According to JLL, office take-up in the Moscow City district in Q2 2016 reached 120,000 sq. m, while for H1 2016 the figure totaled a record 207,000 sq. m, which was three times higher, the number for the full 2015 (77,000 sq. m). The total amount of office space take-up in Moscow in Q2 increased 11% YoY to 310,000 sq. m, bringing the H1 total to 578,000 sq. m (17% growth YoY).
Banking sector was the main demand driver, with the share of 32% in H1 2016. Russian companies continued to occupy the dominant position with the 84% share versus 71% in H1 2015.
JLL analysts expect the amount of transacted office space this year to be close to the volumes seen in 2015, around 1m sq. m.
Occupier activity in H1 2016 remained high; many tenants consider the current situation as an opportunity to renegotiate existing lease terms or to relocate to more affordable premises of a better quality. In H1 2016, renegotiation deals comprised roughly half of all transactions.
"An increase in take-up was attributed mainly to several large transaction closed over the first half of the year, particularly in Moscow City. Despite some stabilization seen on the rental market, the demand for new office space remained moderate", commented Elizaveta Golysheva, National Director, Head of Office Agency, JLL, Russia. "Asking rents decreased slightly QoQ in lower quality segments where owners are more flexible in negotiations with tenants."
Asking rents in Class B+ amounted to 12,000-20,000 RUB/sq. m/year (compared to 14,000-22,000 RUB/sq. m/year in Q1 2016). For premium offices, rents were stable in the range of 600-800 USD/sq. m/year while Class A asking rents were in the range of 400-600 USD/sq. m/year. In Moscow City, Class A rents were also unchanged in the range of 360-600 USD/sq. m/year.
The supply of new office space kept decelerating - about 112,000 sq. m of quality premises were delivered to the market over the course of Q2, which was 16% lower YoY. In the first half of 2016, the amount of new office reached 175,000 sq. m, which was almost 53% lower on a YoY basis. This also marked a record low level of new supply over the past decade.

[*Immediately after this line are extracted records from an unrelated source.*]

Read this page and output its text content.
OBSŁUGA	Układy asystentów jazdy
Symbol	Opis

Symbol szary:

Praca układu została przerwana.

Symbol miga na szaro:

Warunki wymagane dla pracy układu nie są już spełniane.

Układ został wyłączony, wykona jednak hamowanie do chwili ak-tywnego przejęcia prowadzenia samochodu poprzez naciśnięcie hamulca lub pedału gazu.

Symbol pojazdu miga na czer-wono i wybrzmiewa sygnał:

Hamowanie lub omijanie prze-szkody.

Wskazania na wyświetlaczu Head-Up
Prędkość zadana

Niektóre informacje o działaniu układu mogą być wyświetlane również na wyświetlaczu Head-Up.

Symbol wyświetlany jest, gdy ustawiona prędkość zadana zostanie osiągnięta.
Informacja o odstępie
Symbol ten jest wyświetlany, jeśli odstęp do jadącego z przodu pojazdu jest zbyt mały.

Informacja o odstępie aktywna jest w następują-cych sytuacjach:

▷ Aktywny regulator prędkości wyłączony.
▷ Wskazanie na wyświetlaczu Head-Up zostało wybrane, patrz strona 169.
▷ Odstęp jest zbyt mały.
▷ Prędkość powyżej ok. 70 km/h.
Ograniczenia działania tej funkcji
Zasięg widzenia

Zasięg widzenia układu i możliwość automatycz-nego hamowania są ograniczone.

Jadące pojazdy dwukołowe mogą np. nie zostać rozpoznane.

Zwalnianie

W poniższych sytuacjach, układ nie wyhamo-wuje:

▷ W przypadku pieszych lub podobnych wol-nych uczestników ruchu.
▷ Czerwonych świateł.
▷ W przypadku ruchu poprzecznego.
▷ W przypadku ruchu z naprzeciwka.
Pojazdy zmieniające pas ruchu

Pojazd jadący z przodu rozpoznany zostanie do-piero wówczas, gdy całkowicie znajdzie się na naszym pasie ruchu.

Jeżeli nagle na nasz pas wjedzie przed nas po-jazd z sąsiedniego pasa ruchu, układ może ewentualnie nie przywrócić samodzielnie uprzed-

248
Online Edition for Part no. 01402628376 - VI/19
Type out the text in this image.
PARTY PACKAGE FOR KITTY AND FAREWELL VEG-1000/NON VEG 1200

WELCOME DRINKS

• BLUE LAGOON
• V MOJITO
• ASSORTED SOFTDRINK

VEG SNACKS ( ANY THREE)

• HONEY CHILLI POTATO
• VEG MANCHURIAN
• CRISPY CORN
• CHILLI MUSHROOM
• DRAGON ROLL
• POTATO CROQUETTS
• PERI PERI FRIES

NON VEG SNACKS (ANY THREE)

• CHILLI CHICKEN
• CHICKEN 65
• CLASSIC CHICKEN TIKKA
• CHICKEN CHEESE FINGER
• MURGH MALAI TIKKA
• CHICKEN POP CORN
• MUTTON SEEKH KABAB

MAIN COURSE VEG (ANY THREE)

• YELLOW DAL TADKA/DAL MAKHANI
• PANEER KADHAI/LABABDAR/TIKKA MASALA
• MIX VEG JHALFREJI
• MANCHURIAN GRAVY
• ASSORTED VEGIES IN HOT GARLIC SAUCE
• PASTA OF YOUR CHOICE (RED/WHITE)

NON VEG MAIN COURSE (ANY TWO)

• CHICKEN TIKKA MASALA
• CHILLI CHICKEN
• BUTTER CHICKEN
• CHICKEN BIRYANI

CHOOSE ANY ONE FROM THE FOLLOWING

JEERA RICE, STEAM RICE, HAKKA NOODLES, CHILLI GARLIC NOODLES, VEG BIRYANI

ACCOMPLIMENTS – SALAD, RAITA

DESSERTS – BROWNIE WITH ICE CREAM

In terms of the quality of new supply, Class A deliveries comprised only 17% of total H1 2016 completions whereas in H1 2015 the share of Class A deliveries exceeded 74% of total completions. Among ten buildings commissioned over the past six months, there were eight Class B+ buildings and only one Class A building - first phase of G10 Business Park (office area 30 252 sq. m) which was also the largest object commissioned.
"Over 77% of deliveries in H1 were located outside the Third Transportation Ring (TTR) while no office projects were completed inside the Garden Ring," said Alexander Churikov, Head of Office, Occupier & Industrial Research, JLL, Russia. "For the second half of the year, new supply is expected to reach 500,000 sq. m bringing the 2016 total to 679,000 sq. m. This will mark a 6% YoY decline and a record low level over the last four years."
Among the largest upcoming projects, there is Federation Tower - East in Moscow City and new office premises in Bolshevik business center on Leningradskyi Avenue. The share of Class A offices will drop to 22% of total supply of this year versus 45% in 2015.
At the end of June, the overall vacancy rate in the Moscow office market remained roughly unchanged at 15.6% versus 15.8% in Q1 2016 and 16% at the end of 2015. The vacancy rate in Class A declined marginally as well, to 21.0% from 22.4% in Q1 2016.
The vacancy rate in Moscow-City was 17% (+1 ppt compared to Q1 2016) which was caused by growing supply on the secondary market, despite the record demand for new office space in this sub-market. As for Class B+, there was some marginal increase in vacancies due to completion of 36,000 sq. m in Q2.